Growing up in the digital age, I’m sure that my experiences in the art of covert internet personality test-taking are not unique. The internet has undoubtedly shaped the identities of this generation of adolescents, starting from the mid-2000s YouTube to the social media of today. As I scroll through Pinterest, I am met with hundreds of comments from preteen girls along the lines of “What aesthetic is this?” The MBTI types and Hogwarts house combinations have become the clean girl, coastal granddaughter aesthetics of today — I guess some things never change.
We have always looked for community (just think back to wandering bands of humans in the Paleolithic era), and the internet is the perfect place to make a large world seem smaller. As a middle schooler figuring out who I was, these beloved personality tests gave me more than a pixelated display of my results — they gave me a sense of belonging. As I poured through pages and pages of the traits, likes and dislikes and preferences of ESFPs, I found bits of myself in every line. As I scanned through the nitty-gritty of how Hufflepuffs are loyal and hard-working, I found myself feeling better about the fact that my friends had all been sorted into the “cool” houses.
As a preteen with little to no media awareness, my entire personality became the fact that my MBTI type was the root cause of my indecision and inattentiveness, and that my Hogwarts house was what made me a good person.
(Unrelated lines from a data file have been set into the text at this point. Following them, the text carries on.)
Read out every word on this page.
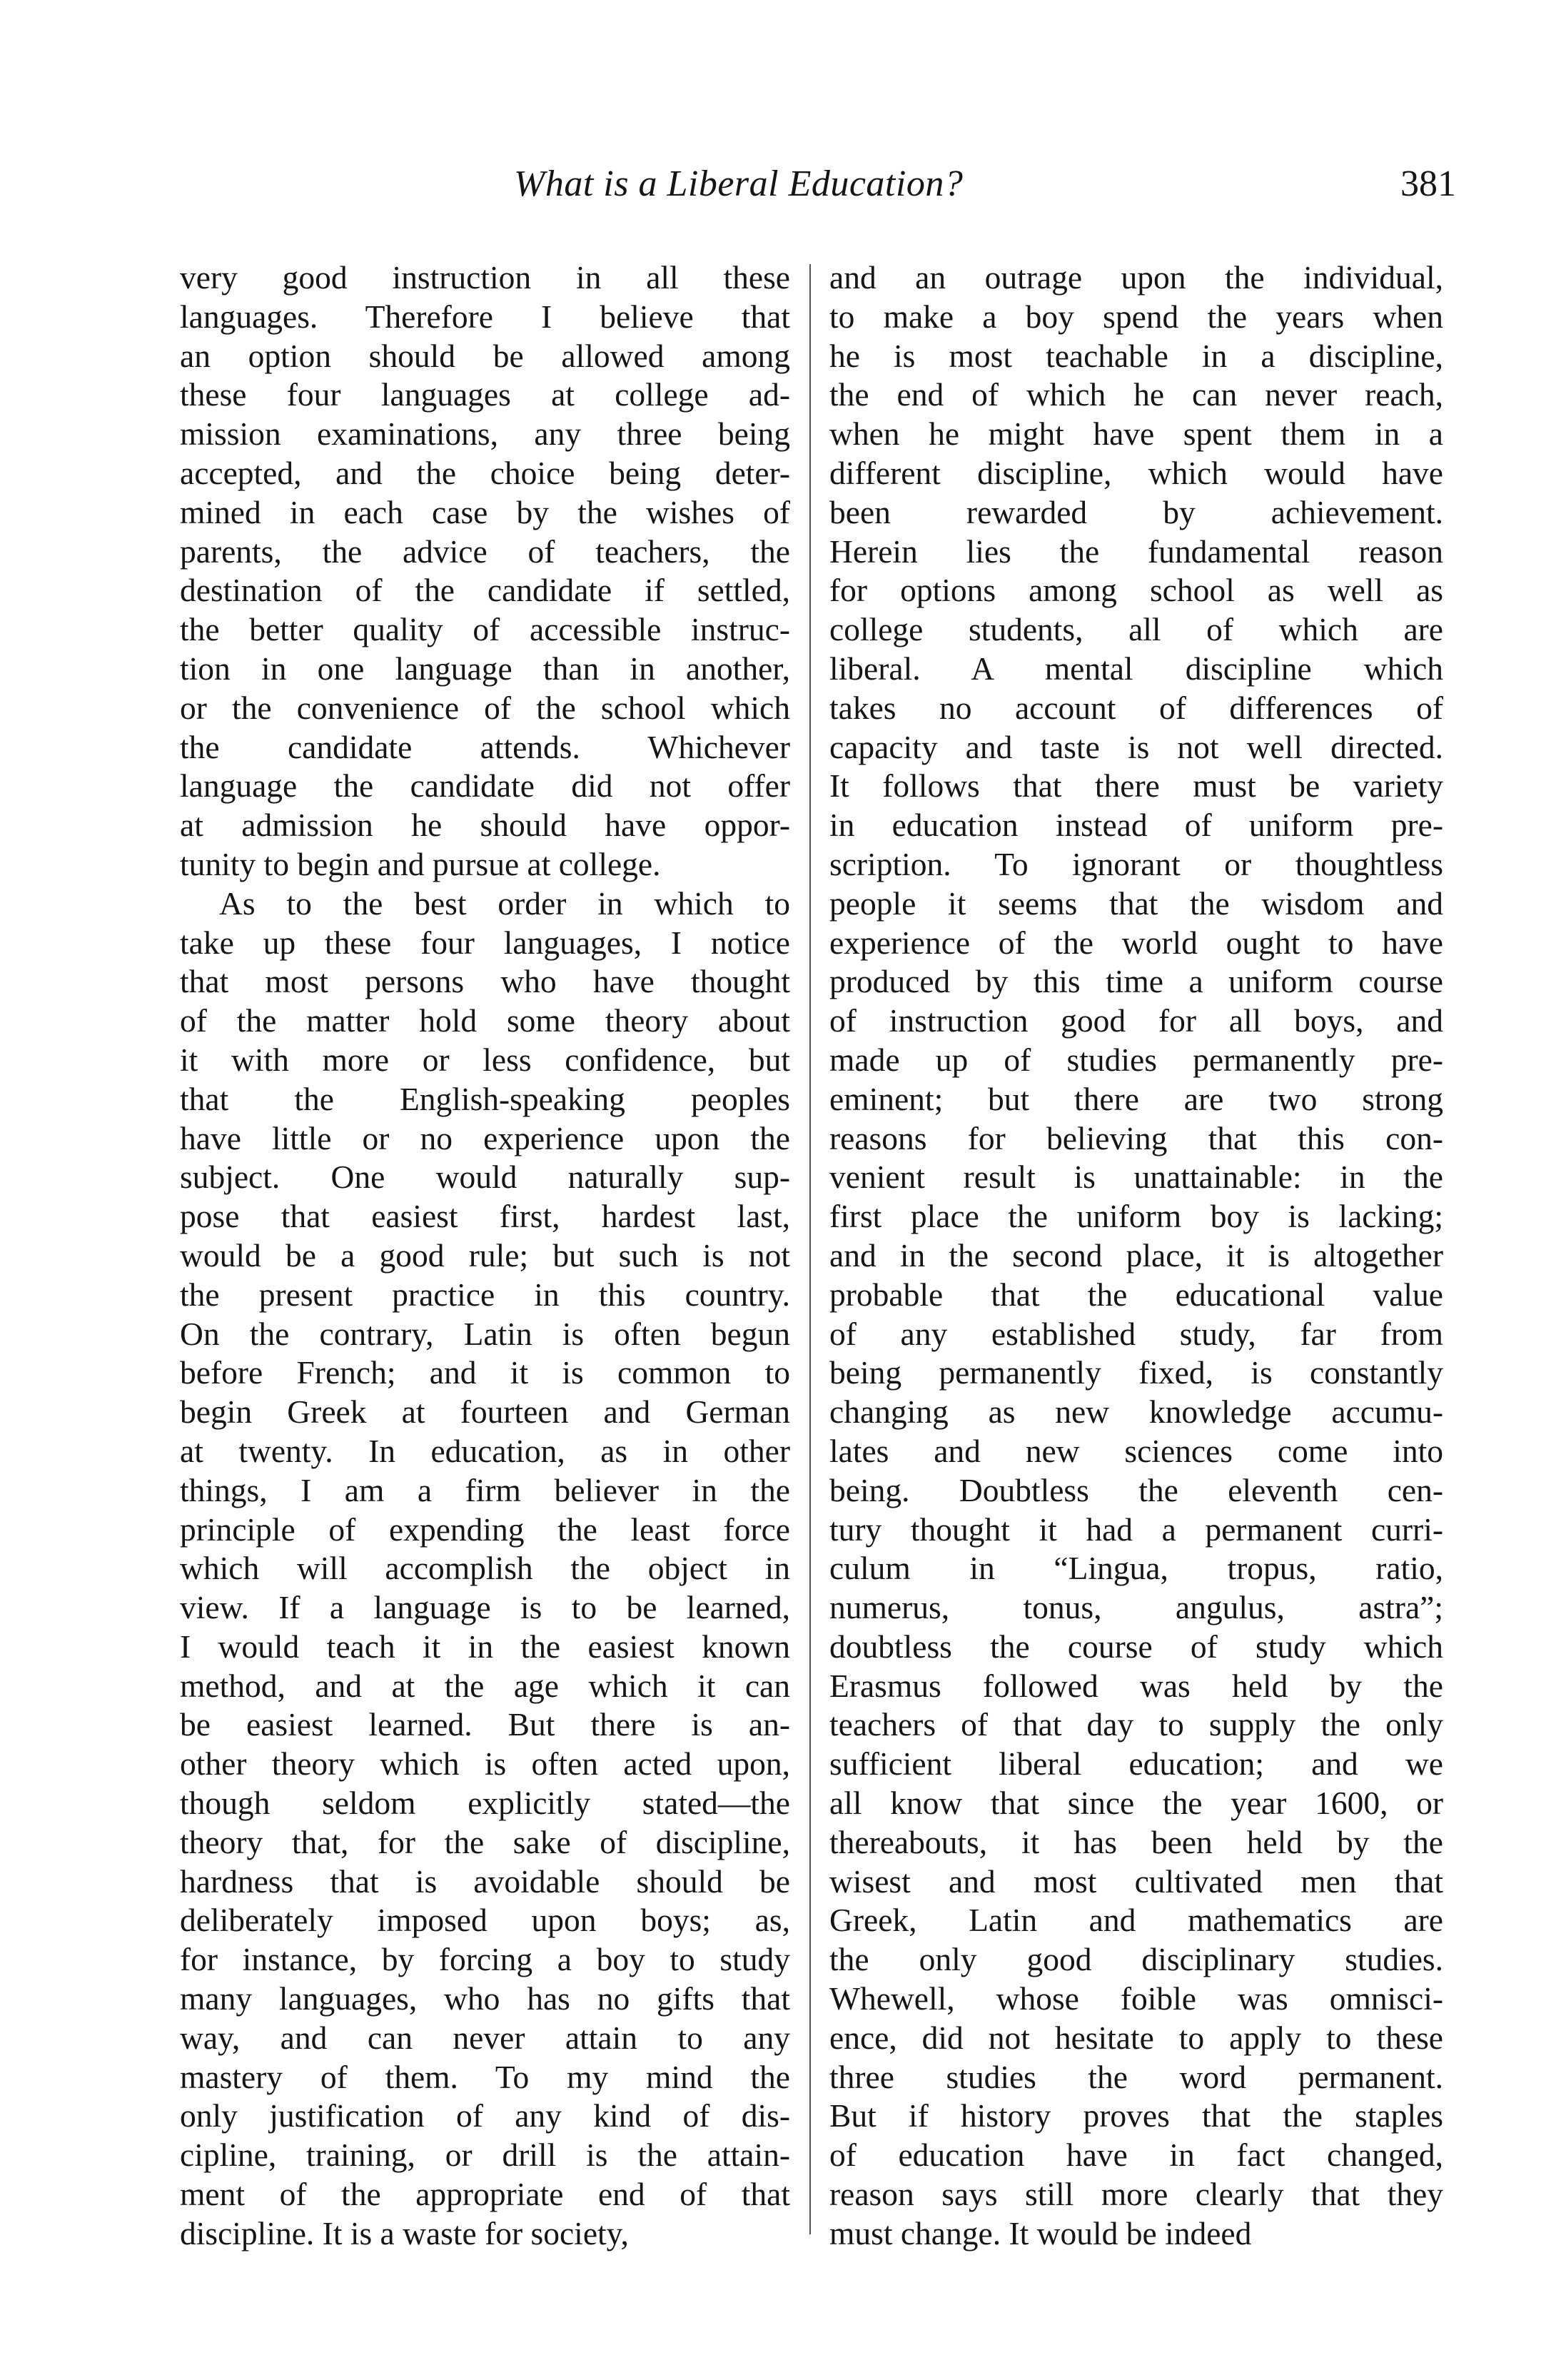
What is a Liberal Education?	381
very good instruction in all these
languages. Therefore I believe that
an option should be allowed among
these four languages at college ad-
mission examinations, any three being
accepted, and the choice being deter-
mined in each case by the wishes of
parents, the advice of teachers, the
destination of the candidate if settled,
the better quality of accessible instruc-
tion in one language than in another,
or the convenience of the school which
the candidate attends. Whichever
language the candidate did not offer
at admission he should have oppor-
tunity to begin and pursue at college.
As to the best order in which to
take up these four languages, I notice
that most persons who have thought
of the matter hold some theory about
it with more or less confidence, but
that the English-speaking peoples
have little or no experience upon the
subject. One would naturally sup-
pose that easiest first, hardest last,
would be a good rule; but such is not
the present practice in this country.
On the contrary, Latin is often begun
before French; and it is common to
begin Greek at fourteen and German
at twenty. In education, as in other
things, I am a firm believer in the
principle of expending the least force
which will accomplish the object in
view. If a language is to be learned,
I would teach it in the easiest known
method, and at the age which it can
be easiest learned. But there is an-
other theory which is often acted upon,
though seldom explicitly stated—the
theory that, for the sake of discipline,
hardness that is avoidable should be
deliberately imposed upon boys; as,
for instance, by forcing a boy to study
many languages, who has no gifts that
way, and can never attain to any
mastery of them. To my mind the
only justification of any kind of dis-
cipline, training, or drill is the attain-
ment of the appropriate end of that
discipline. It is a waste for society,
and an outrage upon the individual,
to make a boy spend the years when
he is most teachable in a discipline,
the end of which he can never reach,
when he might have spent them in a
different discipline, which would have
been rewarded by achievement.
Herein lies the fundamental reason
for options among school as well as
college students, all of which are
liberal. A mental discipline which
takes no account of differences of
capacity and taste is not well directed.
It follows that there must be variety
in education instead of uniform pre-
scription. To ignorant or thoughtless
people it seems that the wisdom and
experience of the world ought to have
produced by this time a uniform course
of instruction good for all boys, and
made up of studies permanently pre-
eminent; but there are two strong
reasons for believing that this con-
venient result is unattainable: in the
first place the uniform boy is lacking;
and in the second place, it is altogether
probable that the educational value
of any established study, far from
being permanently fixed, is constantly
changing as new knowledge accumu-
lates and new sciences come into
being. Doubtless the eleventh cen-
tury thought it had a permanent curri-
culum in “Lingua, tropus, ratio,
numerus, tonus, angulus, astra”;
doubtless the course of study which
Erasmus followed was held by the
teachers of that day to supply the only
sufficient liberal education; and we
all know that since the year 1600, or
thereabouts, it has been held by the
wisest and most cultivated men that
Greek, Latin and mathematics are
the only good disciplinary studies.
Whewell, whose foible was omnisci-
ence, did not hesitate to apply to these
three studies the word permanent.
But if history proves that the staples
of education have in fact changed,
reason says still more clearly that they
must change. It would be indeed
Maybe that’s the same thing going through the heads of the “what aesthetic is this” preteens of today — it’s easier to digest and comprehend the ins and outs of your burgeoning personality when you have something to mold yourself around.
Sometimes, I like to think about what I would be like — what anyone born after the year 1998 would be like — if the internet had never existed. What would the process of figuring myself out, without all the weird little niches and quizzes the internet holds, have looked like? In all honesty, maybe it would have been better.
Discovering who I am as a person, minus the inundation of Tumblr thinspo and social media encouragement to follow a strictly keto diet, sounds like an awfully fair trade to me. Even though internet culture has gotten the slightest bit better, the same goes for preteens today. Puberty (and life) would go a lot easier for 11 year olds if they didn’t wake up at 6 a.m. every single morning for a green smoothie and a three mile run.
While I think that striving to live up to the perfectly manicured personalities of the Internet definitely led me down a slippery slope at times, I would never have discovered some of my favorite things without their presence in my prepubescent life. My entire middle school music taste was marked by the pop-punk renaissance of 2016. The book series I devoured came from the YouTubers who raved about them in half-hour long videos. When I aligned myself with Spotify in the ages-old Apple Music vs. Spotify debate, when I self-identified with every Booktuber on the Internet. These online communities I found myself a part of began to influence my passions.
Without the internet, I wouldn’t have found my people. Not just my Hufflepuffs and my ESFPs, but my music lovers and bookworms. The things I grew to love from the Internet began to translate into my real-life friendships. If I hadn’t listened to what I listened to and read what I read because of the cool girls on the internet I strived to be like, I wouldn’t have met the friends that I cherish today.
I grew up with the internet. As a kid, I let who I was be defined by the algorithmic responses I got from quizzes written by who was probably an unfortunately underpaid Buzzfeed employee. I believed too many words of advice from fitness gurus who, to me at the time, embodied the pinnacle of health and wellness. I later realized they actually gave terrible advice for my body.
But, the good outweighs the bad. The internet has shaped me as a person. It’s gifted me with almost every interest I have today and the most wonderful friends alongside it. The ways human beings shape their personalities and connect with others has changed drastically as our world grows increasingly digitized — and while that’s a double-edged sword in itself, I will always, always choose to look at the bright side of it.